The administration of Rawalpindi Medical College (RMC) has filed a notice to NAB for the eviction of their land. Media Coordinator RMC Dr Abbas Hayat told The Express Tribune that in 1999 NAB had forcefully established four of its Accountability Courts in one the female hostel buildings. Since then the medical college administration has time and again requested NAB to vacate the lane but to no avail.
Dr Hayat added that the female student strength had increased significantly over the past decade but due to NAB’s refusal to budge, the hostilities had to live in cramped conditions. “NAB is a national body designed to bring justice while in this case they seem to be above the law,” he added.

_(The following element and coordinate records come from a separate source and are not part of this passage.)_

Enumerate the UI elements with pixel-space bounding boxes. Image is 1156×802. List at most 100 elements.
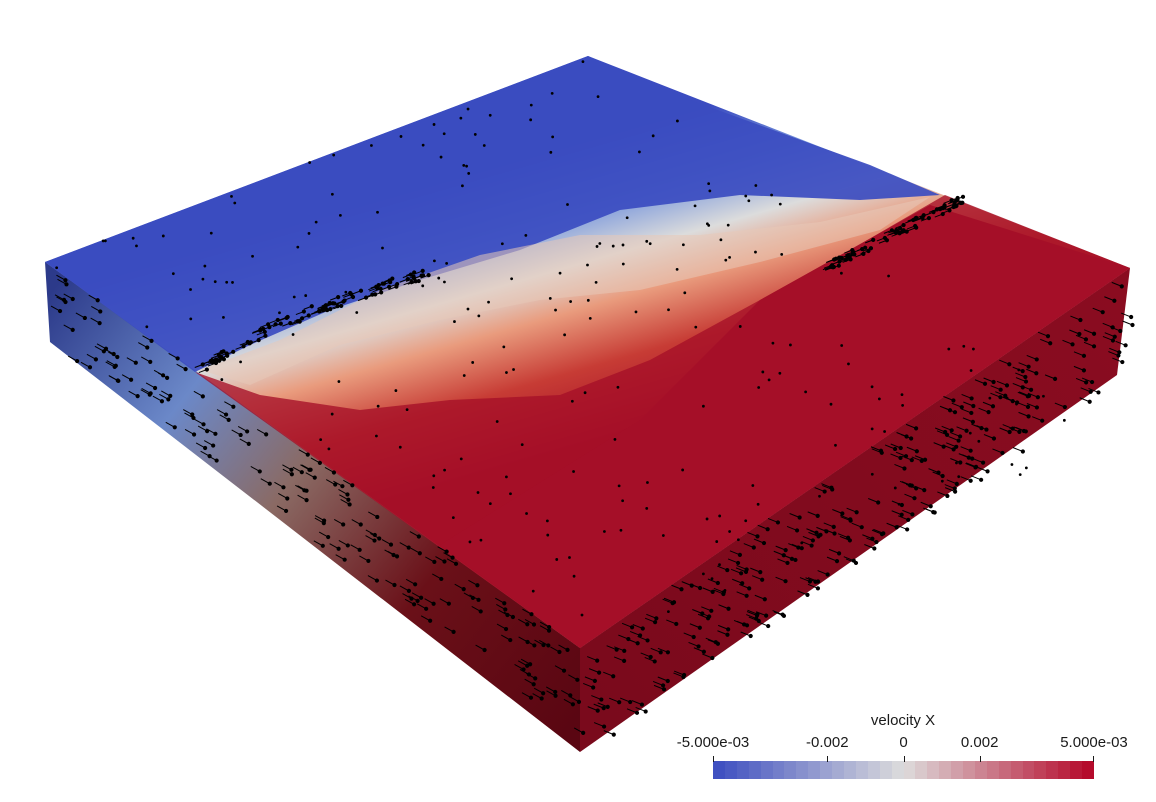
velocity-arrow-head [980, 460, 986, 465]
velocity-arrow-head [147, 392, 152, 397]
velocity-arrow-head [450, 555, 455, 560]
velocity-glyph-point [398, 445, 402, 449]
velocity-arrow-head [831, 524, 836, 530]
velocity-glyph-point [296, 245, 300, 249]
velocity-glyph-point [715, 540, 719, 543]
velocity-arrow-head [979, 477, 984, 482]
velocity-arrow-head [1034, 371, 1039, 376]
velocity-glyph-point [462, 374, 466, 377]
colorbar-band [927, 761, 940, 779]
velocity-arrow-head [622, 658, 627, 664]
velocity-arrow-head [476, 597, 481, 602]
velocity-arrow-head [931, 509, 936, 515]
velocity-arrow-head [1010, 399, 1015, 404]
velocity-glyph-point [676, 119, 679, 123]
velocity-arrow-head [87, 365, 93, 370]
colorbar-band [772, 761, 785, 779]
velocity-arrow-head [388, 542, 394, 547]
velocity-arrow-head [689, 583, 694, 588]
velocity-arrow-head [679, 587, 684, 592]
velocity-arrow-head [832, 257, 837, 262]
velocity-glyph-point [222, 315, 225, 319]
velocity-glyph-point [1018, 473, 1022, 477]
velocity-arrow-head [1017, 429, 1022, 434]
velocity-arrow-head [1007, 362, 1012, 367]
velocity-arrow-head [964, 428, 969, 433]
velocity-glyph-point [572, 574, 576, 578]
velocity-arrow-head [453, 561, 459, 566]
velocity-arrow-head [341, 522, 346, 527]
velocity-arrow-head [339, 303, 344, 309]
velocity-glyph-point [738, 325, 742, 328]
velocity-glyph-point [550, 91, 554, 95]
colorbar-tick-mark [713, 756, 714, 762]
velocity-glyph-point [870, 427, 874, 431]
velocity-arrow-head [601, 724, 607, 729]
velocity-arrow-head [231, 349, 236, 354]
velocity-glyph-point [586, 298, 590, 302]
velocity-glyph-point [728, 255, 731, 259]
velocity-glyph-point [724, 258, 728, 262]
velocity-arrow-head [735, 560, 741, 566]
velocity-glyph-point [338, 213, 342, 217]
velocity-glyph-point [220, 378, 224, 381]
velocity-glyph-point [708, 189, 712, 193]
velocity-glyph-point [477, 314, 481, 318]
velocity-glyph-point [546, 533, 550, 537]
velocity-arrow-head [737, 552, 743, 557]
velocity-glyph-point [479, 538, 483, 542]
velocity-arrow-head [697, 585, 703, 591]
colorbar-band [1046, 761, 1059, 779]
velocity-glyph-point [330, 192, 334, 196]
velocity-glyph-point [131, 236, 135, 240]
velocity-glyph-point [319, 438, 323, 442]
velocity-arrow-head [261, 326, 266, 331]
velocity-arrow-head [764, 613, 769, 618]
velocity-arrow-head [1026, 414, 1031, 419]
velocity-arrow-head [168, 393, 173, 398]
velocity-arrow-head [95, 298, 100, 303]
velocity-arrow-head [374, 578, 380, 583]
velocity-glyph-point [667, 308, 670, 312]
velocity-glyph-point [551, 135, 555, 139]
velocity-arrow-head [283, 508, 289, 514]
velocity-glyph-point [747, 199, 751, 203]
velocity-glyph-point [453, 320, 456, 323]
velocity-glyph-point [648, 242, 652, 246]
velocity-arrow-head [601, 706, 606, 711]
velocity-arrow-head [200, 394, 205, 399]
velocity-arrow-head [525, 622, 530, 627]
velocity-arrow-head [840, 511, 845, 516]
velocity-glyph-point [145, 325, 149, 329]
velocity-glyph-point [634, 310, 638, 314]
velocity-arrow-head [502, 601, 507, 606]
velocity-arrow-head [902, 466, 907, 471]
velocity-arrow-head [715, 580, 720, 586]
velocity-arrow-head [1045, 334, 1051, 339]
velocity-glyph-point [462, 163, 466, 167]
velocity-arrow-head [922, 457, 928, 462]
velocity-arrow-head [1034, 405, 1040, 410]
velocity-arrow-head [628, 699, 633, 705]
velocity-arrow-head [201, 422, 206, 427]
velocity-glyph-point [778, 202, 782, 206]
velocity-arrow-head [611, 674, 616, 679]
velocity-arrow-head [591, 685, 596, 690]
velocity-arrow-head [751, 545, 756, 550]
velocity-glyph-point [621, 499, 625, 503]
velocity-arrow-head [958, 434, 963, 439]
velocity-arrow-head [221, 357, 227, 362]
velocity-glyph-point [135, 244, 138, 248]
velocity-arrow-head [701, 649, 706, 654]
velocity-arrow-head [1123, 343, 1128, 348]
velocity-glyph-point [681, 243, 685, 247]
velocity-glyph-point [705, 222, 709, 226]
velocity-arrow-head [713, 640, 718, 645]
velocity-glyph-point [291, 333, 295, 336]
velocity-arrow-head [892, 446, 898, 452]
velocity-arrow-head [275, 317, 280, 323]
velocity-arrow-head [658, 650, 663, 655]
velocity-arrow-head [226, 417, 231, 422]
velocity-arrow-head [979, 426, 984, 431]
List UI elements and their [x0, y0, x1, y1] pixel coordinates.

NAB spokesperson told The Express Tribune, “We are considering different options, but we will not be vacating the building unless provided with an alternative.” He confirmed that the bureau never paid any rent to RMC for the occupation of its building, saying that since the building belonged to a government institute, the bureau was not liable to pay the rent.
In another notice, the administration of Government Commerce College, Phagwari, Satellite Town in Rawalpindi sought assistance from NAB to get its land evicted. Professor Farukh Raja, the principal, in his written request informed NAB that 22 acres of the property of the college were illegally invaded.
Raja told The Express Tribune that this land had been allotted to the college in 1982 but was encroached in 1986. The possession of the land was finally gained back through a cleanup operation in 1998, he added. “But due to the shortage of funds, the administration was unable to construct a wall around it for demarcation,” he said.
According to the principal, over the years, all 22 acres had been illegally occupied by an influential family of that area. “The encroachers plan on selling the land as residential plots and have even laid the foundations for the housing scheme,” he said.
The college administration had first approached Chief Minister (CM) Punjab Shahbaz Sharif in this regard. District Coordination Office, on directions of CM, asked Rawalpindi Development Authority (RDA) to demark the land.
Even after the official declaration of the land as the college’s property by RDA, the administration in its letter to NAB, expresses helplessness in final eviction of the land.
Published in The Express Tribune, November 27th, 2010.